PlayStation is Behind On Rumble Features, Immersion Says
The trend setter in controller rumble falls behind on the technology.
Immersion Corporation, a developer of vibration technology used in game controllers, has stated that they believe Sony is behind in terms of rumble features compared to Microsoft and Nintendo.
This is surprising, considering the Dual Shock controller, the first mainstream rumble-feature controller, was implemented late into the original PlayStation cycle and cemented into all games moving forward on the PS2. President and CEO of Immersion, Vic Viegas, made the above statement at the company's most recent earnings call for Q2 2017. Nintendo and Microsoft have invested in advanced touch interaction, as easily seen in the Nintendo Switch's HD Rumble, but PlayStation has relied on rumble features dating back to the late 90's.

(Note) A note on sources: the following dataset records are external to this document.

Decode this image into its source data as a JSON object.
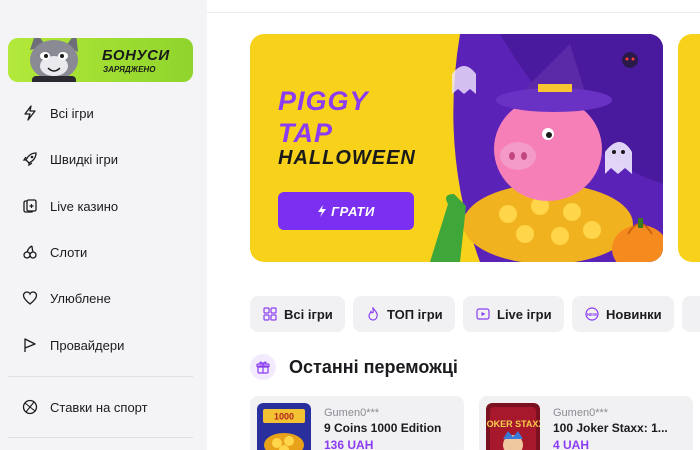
{
  "sidebar": {
    "bonus": {
      "title": "БОНУСИ",
      "subtitle": "ЗАРЯДЖЕНО"
    },
    "items": [
      {
        "label": "Всі ігри",
        "icon": "lightning-icon"
      },
      {
        "label": "Швидкі ігри",
        "icon": "rocket-icon"
      },
      {
        "label": "Live казино",
        "icon": "cards-icon"
      },
      {
        "label": "Слоти",
        "icon": "cherries-icon"
      },
      {
        "label": "Улюблене",
        "icon": "heart-icon"
      },
      {
        "label": "Провайдери",
        "icon": "flag-icon"
      }
    ],
    "sport": {
      "label": "Ставки на спорт",
      "icon": "ball-icon"
    }
  },
  "banner": {
    "title_line1": "PIGGY",
    "title_line2": "TAP",
    "title_line3": "HALLOWEEN",
    "button": "ГРАТИ"
  },
  "chips": [
    {
      "label": "Всі ігри",
      "icon": "grid-icon"
    },
    {
      "label": "ТОП ігри",
      "icon": "fire-icon"
    },
    {
      "label": "Live ігри",
      "icon": "play-icon"
    },
    {
      "label": "Новинки",
      "icon": "new-badge-icon"
    }
  ],
  "recent_wins": {
    "title": "Останні переможці",
    "items": [
      {
        "user": "Gumen0***",
        "game": "9 Coins 1000 Edition",
        "amount": "136 UAH",
        "thumb_text": "1000"
      },
      {
        "user": "Gumen0***",
        "game": "100 Joker Staxx: 1...",
        "amount": "4 UAH",
        "thumb_text": "JOKER STAXX"
      }
    ]
  },
  "colors": {
    "accent": "#8b3cf2",
    "banner_bg": "#f8d21a",
    "bonus_bg": "#a6e135"
  }
}
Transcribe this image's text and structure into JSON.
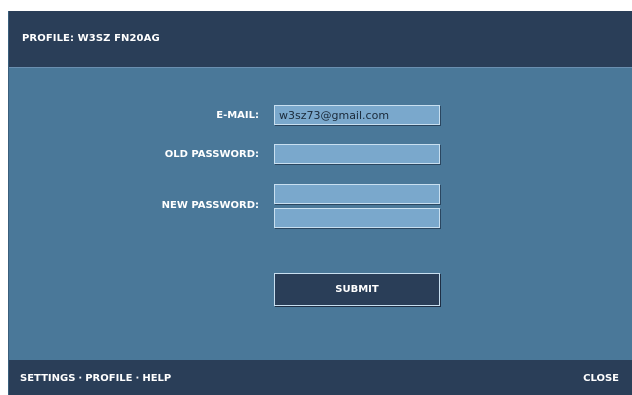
{
  "header": {
    "title": "PROFILE: W3SZ FN20AG"
  },
  "form": {
    "email_label": "E-MAIL:",
    "email_value": "w3sz73@gmail.com",
    "old_password_label": "OLD PASSWORD:",
    "old_password_value": "",
    "new_password_label": "NEW PASSWORD:",
    "new_password_value": "",
    "confirm_password_value": "",
    "submit_label": "SUBMIT"
  },
  "footer": {
    "nav": [
      {
        "label": "SETTINGS"
      },
      {
        "label": "PROFILE"
      },
      {
        "label": "HELP"
      }
    ],
    "separator": "·",
    "close_label": "CLOSE"
  }
}
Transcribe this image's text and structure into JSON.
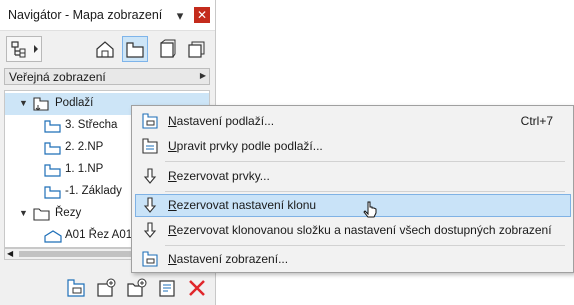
{
  "window": {
    "title": "Navigátor - Mapa zobrazení"
  },
  "colors": {
    "selection": "#cde5f7",
    "menu_highlight": "#c9e3f8",
    "close": "#c42b1c",
    "delete_icon": "#e0262b",
    "icon_blue": "#1e6fb8"
  },
  "mapbar": {
    "label": "Veřejná zobrazení"
  },
  "tree": {
    "root": {
      "label": "Podlaží"
    },
    "stories": [
      {
        "label": "3. Střecha"
      },
      {
        "label": "2. 2.NP"
      },
      {
        "label": "1. 1.NP"
      },
      {
        "label": "-1. Základy"
      }
    ],
    "sections": {
      "label": "Řezy"
    },
    "section_items": [
      {
        "label": "A01 Řez A01"
      }
    ]
  },
  "menu": {
    "items": [
      {
        "first": "N",
        "rest": "astavení podlaží...",
        "shortcut": "Ctrl+7",
        "icon": "story-settings-icon"
      },
      {
        "first": "U",
        "rest": "pravit prvky podle podlaží...",
        "shortcut": "",
        "icon": "edit-by-story-icon"
      },
      {
        "first": "R",
        "rest": "ezervovat prvky...",
        "shortcut": "",
        "icon": "reserve-elements-icon"
      },
      {
        "first": "R",
        "rest": "ezervovat nastavení klonu",
        "shortcut": "",
        "icon": "reserve-clone-icon"
      },
      {
        "first": "R",
        "rest": "ezervovat klonovanou složku a nastavení všech dostupných zobrazení",
        "shortcut": "",
        "icon": "reserve-folder-icon"
      },
      {
        "first": "N",
        "rest": "astavení zobrazení...",
        "shortcut": "",
        "icon": "view-settings-icon"
      }
    ]
  }
}
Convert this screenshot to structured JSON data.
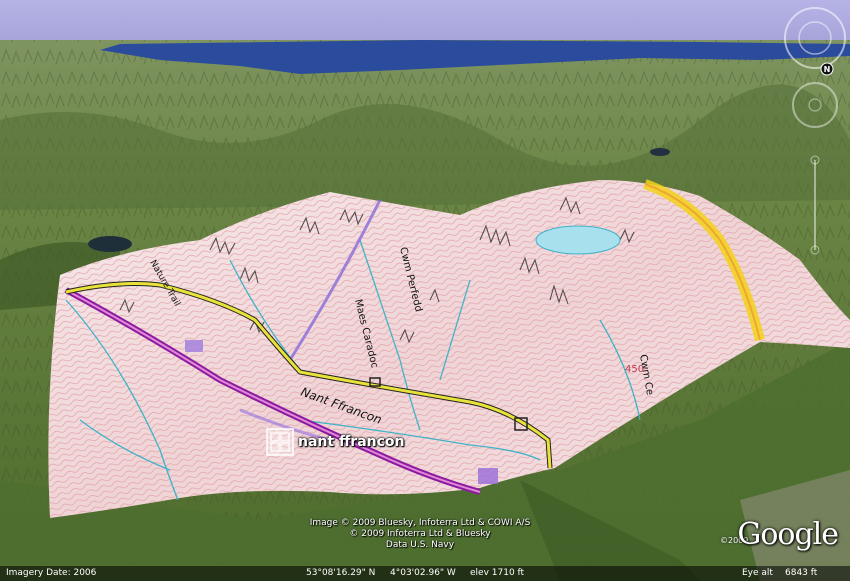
{
  "placemark": {
    "label": "nant ffrancon"
  },
  "attribution": {
    "line1": "Image © 2009 Bluesky, Infoterra Ltd & COWI A/S",
    "line2": "© 2009 Infoterra Ltd & Bluesky",
    "line3": "Data U.S. Navy"
  },
  "logo": {
    "text": "Google",
    "year": "©2009"
  },
  "status": {
    "imagery_date_label": "Imagery Date: 2006",
    "latitude": "53°08'16.29\" N",
    "longitude": "4°03'02.96\" W",
    "elevation": "elev  1710 ft",
    "eye_alt_label": "Eye alt",
    "eye_alt_value": "6843 ft"
  },
  "map_labels": {
    "nant_ffrancon_road": "Nant Ffrancon",
    "cwm_perfedd": "Cwm Perfedd",
    "maes_caradoc": "Maes Caradoc",
    "cwm_cel": "Cwm Ce",
    "contour_450": "450",
    "trail": "Nature Trail"
  },
  "compass": {
    "north_letter": "N"
  },
  "colors": {
    "sky": "#a9a6dc",
    "sea": "#2a4a9a",
    "terrain": "#5e7a3a",
    "map_overlay": "#f1dcdc",
    "road_purple": "#8c1aa0",
    "path_yellow": "#e8e23a",
    "boundary_yellow": "#f2d21a"
  }
}
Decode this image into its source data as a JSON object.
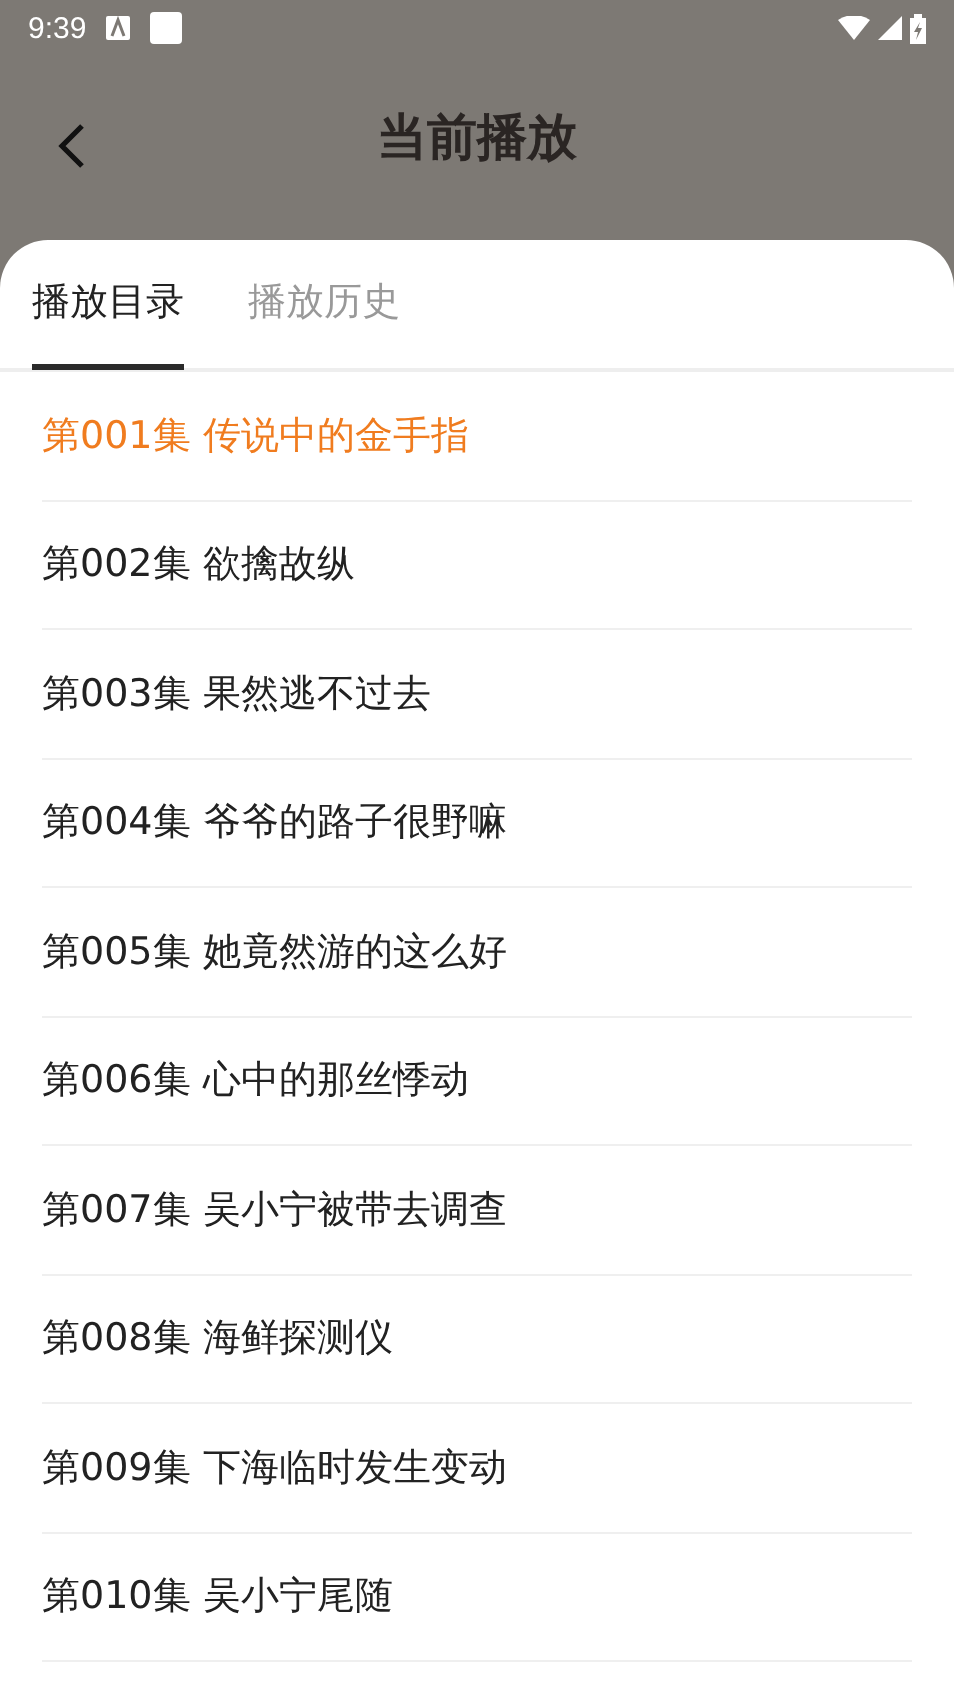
{
  "status_bar": {
    "time": "9:39"
  },
  "header": {
    "title": "当前播放"
  },
  "tabs": [
    {
      "label": "播放目录",
      "selected": true
    },
    {
      "label": "播放历史",
      "selected": false
    }
  ],
  "episodes": [
    {
      "label": "第001集 传说中的金手指",
      "selected": true
    },
    {
      "label": "第002集 欲擒故纵",
      "selected": false
    },
    {
      "label": "第003集 果然逃不过去",
      "selected": false
    },
    {
      "label": "第004集 爷爷的路子很野嘛",
      "selected": false
    },
    {
      "label": "第005集 她竟然游的这么好",
      "selected": false
    },
    {
      "label": "第006集 心中的那丝悸动",
      "selected": false
    },
    {
      "label": "第007集 吴小宁被带去调查",
      "selected": false
    },
    {
      "label": "第008集 海鲜探测仪",
      "selected": false
    },
    {
      "label": "第009集 下海临时发生变动",
      "selected": false
    },
    {
      "label": "第010集 吴小宁尾随",
      "selected": false
    }
  ]
}
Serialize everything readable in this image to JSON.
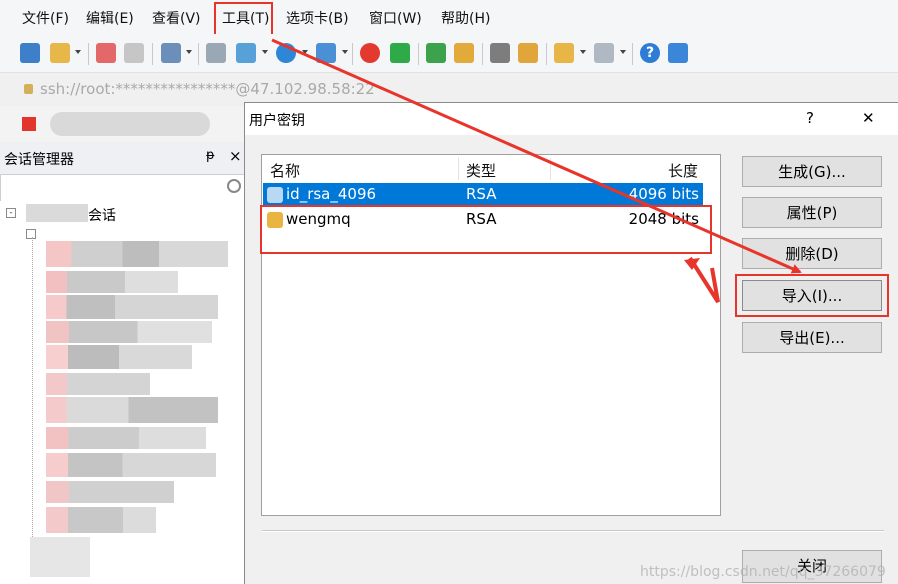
{
  "menu": [
    "文件(F)",
    "编辑(E)",
    "查看(V)",
    "工具(T)",
    "选项卡(B)",
    "窗口(W)",
    "帮助(H)"
  ],
  "address": "ssh://root:****************@47.102.98.58:22",
  "session_manager": {
    "title": "会话管理器",
    "pin_glyph": "ᵽ",
    "close_glyph": "×",
    "root_label": "会话"
  },
  "dialog": {
    "title": "用户密钥",
    "help": "?",
    "close": "✕",
    "columns": {
      "name": "名称",
      "type": "类型",
      "length": "长度"
    },
    "keys": [
      {
        "name": "id_rsa_4096",
        "type": "RSA",
        "length": "4096 bits",
        "selected": true
      },
      {
        "name": "wengmq",
        "type": "RSA",
        "length": "2048 bits",
        "selected": false
      }
    ],
    "buttons": {
      "generate": "生成(G)...",
      "properties": "属性(P)",
      "delete": "删除(D)",
      "import": "导入(I)...",
      "export": "导出(E)...",
      "close": "关闭"
    }
  },
  "watermark": "https://blog.csdn.net/qq_37266079",
  "colors": {
    "annotation_red": "#e8352b",
    "selection_blue": "#0078d7",
    "menu_bg": "#f5f6f7"
  },
  "icons": [
    "new-session-icon",
    "open-folder-icon",
    "connect-icon",
    "disconnect-icon",
    "properties-icon",
    "find-icon",
    "transfer-icon",
    "globe-icon",
    "font-icon",
    "xftp-icon",
    "xshell-icon",
    "fullscreen-icon",
    "lock-icon",
    "keyboard-icon",
    "pen-icon",
    "add-icon",
    "layout-icon",
    "help-icon",
    "chat-icon"
  ]
}
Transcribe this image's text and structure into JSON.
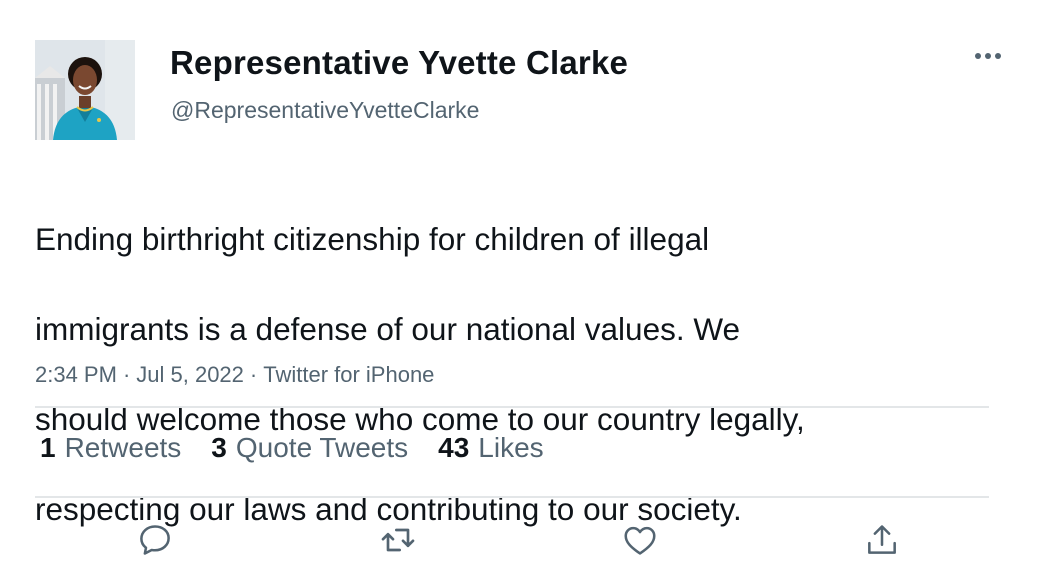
{
  "tweet": {
    "display_name": "Representative Yvette Clarke",
    "handle": "@RepresentativeYvetteClarke",
    "text_lines": [
      "Ending birthright citizenship for children of illegal",
      "immigrants is a defense of our national values. We",
      "should welcome those who come to our country legally,",
      "respecting our laws and contributing to our society."
    ],
    "time": "2:34 PM",
    "separator": "·",
    "date": "Jul 5, 2022",
    "source": "Twitter for iPhone"
  },
  "stats": {
    "retweets": {
      "count": "1",
      "label": "Retweets"
    },
    "quotes": {
      "count": "3",
      "label": "Quote Tweets"
    },
    "likes": {
      "count": "43",
      "label": "Likes"
    }
  },
  "icons": {
    "more": "more-horizontal-icon",
    "reply": "reply-icon",
    "retweet": "retweet-icon",
    "like": "heart-icon",
    "share": "share-icon"
  },
  "colors": {
    "text_primary": "#0f1419",
    "text_secondary": "#536471",
    "icon": "#536471",
    "divider": "#e3e6e8"
  }
}
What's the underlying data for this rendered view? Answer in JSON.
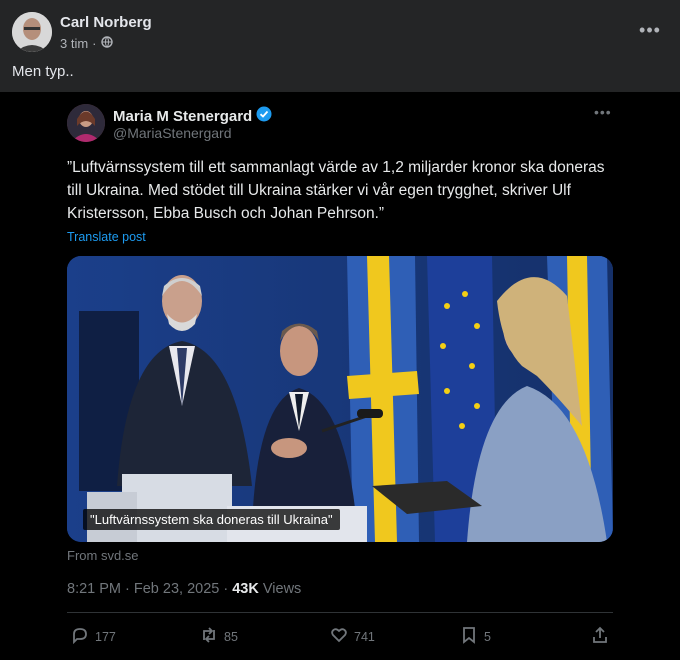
{
  "post": {
    "author": "Carl Norberg",
    "time": "3 tim",
    "separator": "·",
    "text": "Men typ.."
  },
  "tweet": {
    "name": "Maria M Stenergard",
    "handle": "@MariaStenergard",
    "text": "”Luftvärnssystem till ett sammanlagt värde av 1,2 miljarder kronor ska doneras till Ukraina. Med stödet till Ukraina stärker vi vår egen trygghet, skriver Ulf Kristersson, Ebba Busch och Johan Pehrson.”",
    "translate": "Translate post",
    "media_caption": "\"Luftvärnssystem ska doneras till Ukraina\"",
    "from": "From svd.se",
    "time": "8:21 PM · Feb 23, 2025 · ",
    "views_count": "43K",
    "views_label": " Views",
    "replies": "177",
    "reposts": "85",
    "likes": "741",
    "bookmarks": "5"
  },
  "colors": {
    "facebook_bg": "#242526",
    "x_bg": "#000000",
    "link_blue": "#1d9bf0",
    "verified_blue": "#1d9bf0"
  },
  "icons": [
    "globe-icon",
    "more-icon",
    "verified-icon",
    "reply-icon",
    "repost-icon",
    "like-icon",
    "bookmark-icon",
    "share-icon"
  ]
}
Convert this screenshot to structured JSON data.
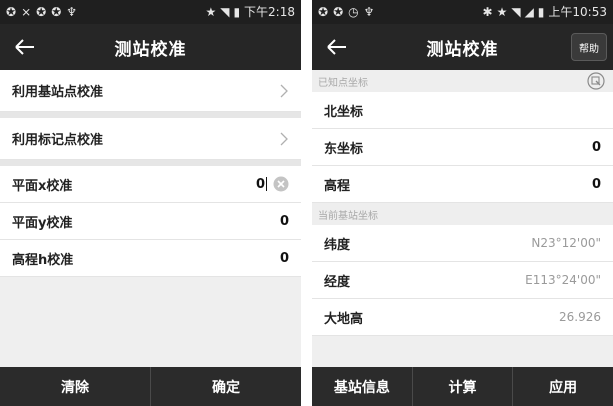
{
  "left": {
    "status": {
      "time": "下午2:18"
    },
    "title": "测站校准",
    "nav_items": [
      {
        "label": "利用基站点校准"
      },
      {
        "label": "利用标记点校准"
      }
    ],
    "fields": [
      {
        "label": "平面x校准",
        "value": "0"
      },
      {
        "label": "平面y校准",
        "value": "0"
      },
      {
        "label": "高程h校准",
        "value": "0"
      }
    ],
    "buttons": {
      "clear": "清除",
      "confirm": "确定"
    }
  },
  "right": {
    "status": {
      "time": "上午10:53"
    },
    "title": "测站校准",
    "help_label": "帮助",
    "known_section": "已知点坐标",
    "known_fields": [
      {
        "label": "北坐标",
        "value": ""
      },
      {
        "label": "东坐标",
        "value": "0"
      },
      {
        "label": "高程",
        "value": "0"
      }
    ],
    "current_section": "当前基站坐标",
    "current_fields": [
      {
        "label": "纬度",
        "value": "N23°12'00\""
      },
      {
        "label": "经度",
        "value": "E113°24'00\""
      },
      {
        "label": "大地高",
        "value": "26.926"
      }
    ],
    "buttons": {
      "base_info": "基站信息",
      "calculate": "计算",
      "apply": "应用"
    }
  }
}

“Sony is the only major console provider, who has basically not updated its rumble feature since the late 90s”, Viegas said. “Whereas others, like our licensees Microsoft and Nintendo have continued their investments in advanced haptics.”
It is possible that this lack of upgrade is due to bad blood between Sony and Immersion, as back in 2004, Immersion sued Sony and Microsoft over copyright of their controller vibration technology. Microsoft settled soon after the lawsuit was made and swiftly purchased a 10% share in the company. Nintendo was never sued, due to using a different technology which Nintendo holds the patents to. Meanwhile, Sony didn't settle with Immersion until 2007, and only then because they wished to avoid suspension of controller sales containing Immersion technology.
In 2007, Sony President Kazuo Hirai said, "We look forward to exploring with Immersion exciting new ways to bring the largest and best range of gameplay experiences to our customers. We are very excited about our new partnership with Immersion and the potential for new and innovative products incorporating their technologies.”
Of course, in the crazy world of lawsuits, Microsoft later sued Immersion for settling with Sony, upon which Immersion agreed to pay Microsoft $20.75 million to settle the case. Is the lack upgrade due to a sore spot with Immersion? Or it simply an oversight of market trends?